While public procurement is estimated to account on average for
15-20% of GDP in developing countries and about a third of national government budgets, it is also one of the areas most vulnerable to corruption. The large value of the transactions and interaction between government officials and private sector representatives exposes the public procurement sector to high risks of corruption. Preventing and combating corruption in public procurement is central to improving the efficiency and effectiveness of public services, and achieving the 2030 Agenda for Sustainable Development. Following similar workshops in Myanmar, Indonesia and Cambodia, targeting identified corruption-prone sectors in countries, UNODC conducted a
training on identifying and preventing corruption risks in public procurement on 3-4 July 2018 in Ha Long, Vietnam, together with the Ministry of Agriculture and Rural Development.

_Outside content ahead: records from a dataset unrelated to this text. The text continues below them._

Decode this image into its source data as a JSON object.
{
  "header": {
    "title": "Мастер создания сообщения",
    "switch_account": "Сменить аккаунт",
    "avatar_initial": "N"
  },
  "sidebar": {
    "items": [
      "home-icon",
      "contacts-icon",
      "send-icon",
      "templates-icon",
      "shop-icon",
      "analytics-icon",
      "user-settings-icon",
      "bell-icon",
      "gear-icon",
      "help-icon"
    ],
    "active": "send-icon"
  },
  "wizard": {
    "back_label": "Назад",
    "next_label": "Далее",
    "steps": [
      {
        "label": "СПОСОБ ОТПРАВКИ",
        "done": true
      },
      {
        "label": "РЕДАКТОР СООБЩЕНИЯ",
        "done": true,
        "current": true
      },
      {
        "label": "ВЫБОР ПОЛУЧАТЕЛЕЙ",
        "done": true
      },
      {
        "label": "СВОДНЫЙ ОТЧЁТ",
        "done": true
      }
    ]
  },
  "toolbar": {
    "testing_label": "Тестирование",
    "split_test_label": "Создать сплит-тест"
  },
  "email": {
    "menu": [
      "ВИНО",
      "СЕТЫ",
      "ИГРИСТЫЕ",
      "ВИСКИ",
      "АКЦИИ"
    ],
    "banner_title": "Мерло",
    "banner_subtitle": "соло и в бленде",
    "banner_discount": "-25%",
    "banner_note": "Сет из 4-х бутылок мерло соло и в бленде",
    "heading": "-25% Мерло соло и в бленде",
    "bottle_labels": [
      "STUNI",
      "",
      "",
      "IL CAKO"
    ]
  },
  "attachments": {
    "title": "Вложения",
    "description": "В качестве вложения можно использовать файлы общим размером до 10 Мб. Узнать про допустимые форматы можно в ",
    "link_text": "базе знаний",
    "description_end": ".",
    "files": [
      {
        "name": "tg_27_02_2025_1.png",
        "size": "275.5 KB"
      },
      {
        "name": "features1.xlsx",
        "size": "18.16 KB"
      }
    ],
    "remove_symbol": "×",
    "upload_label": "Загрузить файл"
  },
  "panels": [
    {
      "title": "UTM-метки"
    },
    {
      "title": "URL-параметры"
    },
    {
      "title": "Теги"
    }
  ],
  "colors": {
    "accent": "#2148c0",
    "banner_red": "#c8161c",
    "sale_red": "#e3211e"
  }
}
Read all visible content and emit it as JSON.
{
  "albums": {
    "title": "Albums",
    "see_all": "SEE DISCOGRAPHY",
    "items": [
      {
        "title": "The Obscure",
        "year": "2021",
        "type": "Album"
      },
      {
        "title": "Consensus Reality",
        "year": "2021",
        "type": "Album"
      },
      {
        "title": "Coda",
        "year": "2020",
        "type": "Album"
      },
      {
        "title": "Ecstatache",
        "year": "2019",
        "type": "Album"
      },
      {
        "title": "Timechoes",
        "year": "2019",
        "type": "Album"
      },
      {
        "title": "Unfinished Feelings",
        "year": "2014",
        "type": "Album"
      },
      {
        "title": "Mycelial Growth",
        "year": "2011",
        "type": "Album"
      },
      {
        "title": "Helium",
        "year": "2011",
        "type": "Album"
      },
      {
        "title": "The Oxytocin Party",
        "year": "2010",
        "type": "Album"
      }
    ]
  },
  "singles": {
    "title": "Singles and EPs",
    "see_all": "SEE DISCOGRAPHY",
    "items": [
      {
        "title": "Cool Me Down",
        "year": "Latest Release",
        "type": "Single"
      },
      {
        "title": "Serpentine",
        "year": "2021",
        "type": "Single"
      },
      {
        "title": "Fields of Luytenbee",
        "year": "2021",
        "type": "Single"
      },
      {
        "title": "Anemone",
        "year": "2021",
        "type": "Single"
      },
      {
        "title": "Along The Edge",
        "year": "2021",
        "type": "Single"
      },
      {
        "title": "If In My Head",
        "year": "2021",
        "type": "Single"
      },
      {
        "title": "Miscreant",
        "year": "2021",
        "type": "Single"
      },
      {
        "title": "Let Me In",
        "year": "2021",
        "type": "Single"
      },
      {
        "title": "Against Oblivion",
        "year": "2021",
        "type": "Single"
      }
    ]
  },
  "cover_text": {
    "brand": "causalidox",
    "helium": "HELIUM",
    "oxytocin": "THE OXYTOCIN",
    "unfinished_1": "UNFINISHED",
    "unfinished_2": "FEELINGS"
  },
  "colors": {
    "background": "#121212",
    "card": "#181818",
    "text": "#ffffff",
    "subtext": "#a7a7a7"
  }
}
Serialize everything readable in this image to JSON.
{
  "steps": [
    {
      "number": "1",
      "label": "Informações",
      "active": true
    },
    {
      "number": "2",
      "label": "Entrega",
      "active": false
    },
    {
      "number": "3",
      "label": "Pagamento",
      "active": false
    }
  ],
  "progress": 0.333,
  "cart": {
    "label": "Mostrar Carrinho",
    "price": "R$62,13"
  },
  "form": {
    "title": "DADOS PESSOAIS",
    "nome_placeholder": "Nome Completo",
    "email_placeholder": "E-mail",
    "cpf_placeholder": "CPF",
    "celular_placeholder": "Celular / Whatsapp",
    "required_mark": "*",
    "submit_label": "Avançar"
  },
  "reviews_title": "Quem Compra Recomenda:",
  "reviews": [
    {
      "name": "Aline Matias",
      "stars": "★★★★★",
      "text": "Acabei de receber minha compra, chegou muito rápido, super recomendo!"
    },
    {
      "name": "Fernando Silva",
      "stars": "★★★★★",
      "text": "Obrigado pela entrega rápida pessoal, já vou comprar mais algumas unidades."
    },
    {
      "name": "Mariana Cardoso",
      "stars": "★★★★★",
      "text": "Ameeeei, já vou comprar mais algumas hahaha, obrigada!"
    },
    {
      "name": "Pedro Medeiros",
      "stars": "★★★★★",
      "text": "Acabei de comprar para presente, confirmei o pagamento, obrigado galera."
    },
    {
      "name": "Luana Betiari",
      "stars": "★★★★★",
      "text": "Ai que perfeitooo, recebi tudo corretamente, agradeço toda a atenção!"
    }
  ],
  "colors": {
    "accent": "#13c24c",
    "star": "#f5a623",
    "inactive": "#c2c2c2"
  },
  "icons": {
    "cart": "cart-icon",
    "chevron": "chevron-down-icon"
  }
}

In Viet Nam, 70% of the population live in rural areas. The Ministry of Agriculture and Rural Development covers the areas of fisheries and forestry, as well as the implementation of infrastructure projects on a local and rural level. The Ministry spends annually US$800,000,000 for procurement of goods and services in the agricultural and rural development sectors, and corruption in public procurement has been identified as one of the main challenges to more effective public spending in Vietnam. Representatives of various ministerial departments of eight provinces participated in the training. These departments typically procure agricultural equipment and infrastructure (e.g. roads, markets, irrigation systems, watershed development, rural electricity).
Most common examples of procurement fraud in agriculture were identified, such as over-pricing of funds for research in agriculture, procurement of seeds and machinery that are not needed or not suitable for agriculture, over-pricing of procured seeds and machinery, or bid rigging. Common red flags in all stages of public procurement, including pre-tender, tender, contract management and execution, were identified to subsequently develop corruption schemes and mitigation measures. During the training, participants finalized their action plan with clear timelines and lines of responsibility for each department of the MARD.
Reflecting on the training, Mr. Dao Van Thanh, Deputy Chief Inspector of the MARD, noted that the training was very useful with 'the use of new tools to prevent corruption to take place in public procurement'.